Cyber War! Ukraine Computers Hit By Data-Wiping Software

Category: World News


A newly discovered piece of destructive software found circulating in Ukraine has hit hundreds of computers, according to researchers at the cybersecurity firm ESET, part of what Ukrainian officials said was an intensifying wave of hacks aimed at the country.

The company said on Twitter that the data wiping program had been installed on hundreds of machines in the country, an attack it said had likely been in the works for the past couple of months.

Vikram Thakur of cybersecurity firm Symantec, which is also looking into the incident, told Reuters that infections had spread outside Ukraine.

“We see activity across Ukraine and Latvia,” Thakur said. A Symantec spokesperson later added Lithuania.

Who is responsible for the wiper is unclear, although suspicion immediately fell on Russia, which has repeatedly been accused of launching data-scrambling hacks against Ukraine and other countries. Russia has denied the allegations.

The victims in Ukraine included a government agency and a financial institution, according to three people who studied the malware since its release.

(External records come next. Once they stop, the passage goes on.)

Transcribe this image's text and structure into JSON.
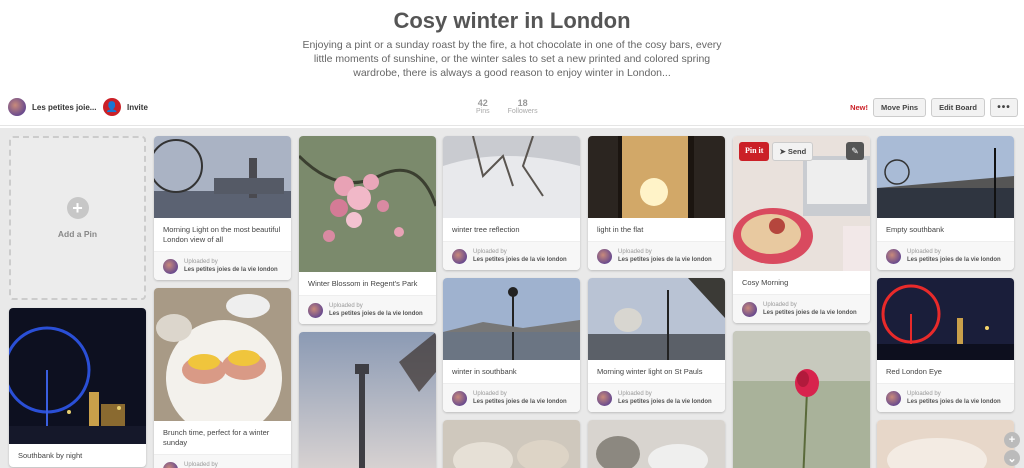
{
  "board": {
    "title": "Cosy winter in London",
    "description": "Enjoying a pint or a sunday roast by the fire, a hot chocolate in one of the cosy bars, every little moments of sunshine, or the winter sales to set a new printed and colored spring wardrobe, there is always a good reason to enjoy winter in London..."
  },
  "owner": {
    "name": "Les petites joie...",
    "invite_label": "Invite"
  },
  "stats": {
    "pins": "42",
    "pins_label": "Pins",
    "followers": "18",
    "followers_label": "Followers"
  },
  "actions": {
    "new_badge": "New!",
    "move_pins": "Move Pins",
    "edit_board": "Edit Board",
    "more": "•••"
  },
  "add_pin": {
    "icon": "+",
    "label": "Add a Pin"
  },
  "credit": {
    "uploaded_by": "Uploaded by",
    "name": "Les petites joies de la vie london"
  },
  "hover": {
    "pinit": "Pin it",
    "send": "Send",
    "edit_icon": "✎"
  },
  "pins": {
    "c1p1": "Southbank by night",
    "c2p1": "Morning Light on the most beautiful London view of all",
    "c2p2": "Brunch time, perfect for a winter sunday",
    "c3p1": "Winter Blossom in Regent's Park",
    "c4p1": "winter tree reflection",
    "c4p2": "winter in southbank",
    "c5p1": "light in the flat",
    "c5p2": "Morning winter light on St Pauls",
    "c6p1": "Cosy Morning",
    "c7p1": "Empty southbank",
    "c7p2": "Red London Eye"
  },
  "colors": {
    "accent": "#cb2027",
    "background": "#e9e9e9"
  }
}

The new cyberattack required existing access to function, meaning those computer networks were already compromised, said Juan-Andres Guerrero-Saade, a cybersecurity researcher at digital security firm SentinelOne.

“In order to push this, they would have already needed domain admin. They basically owned the entire enterprise. The entire network. So, they didn’t have to do this. This was meant to damage, disable, signal and cause havoc,” said Guerrero-Saade.

Researchers found that the wiping software appeared to have been digitally signed with a certificate issued to an obscure Cypriot company called Hermetica Digital Ltd.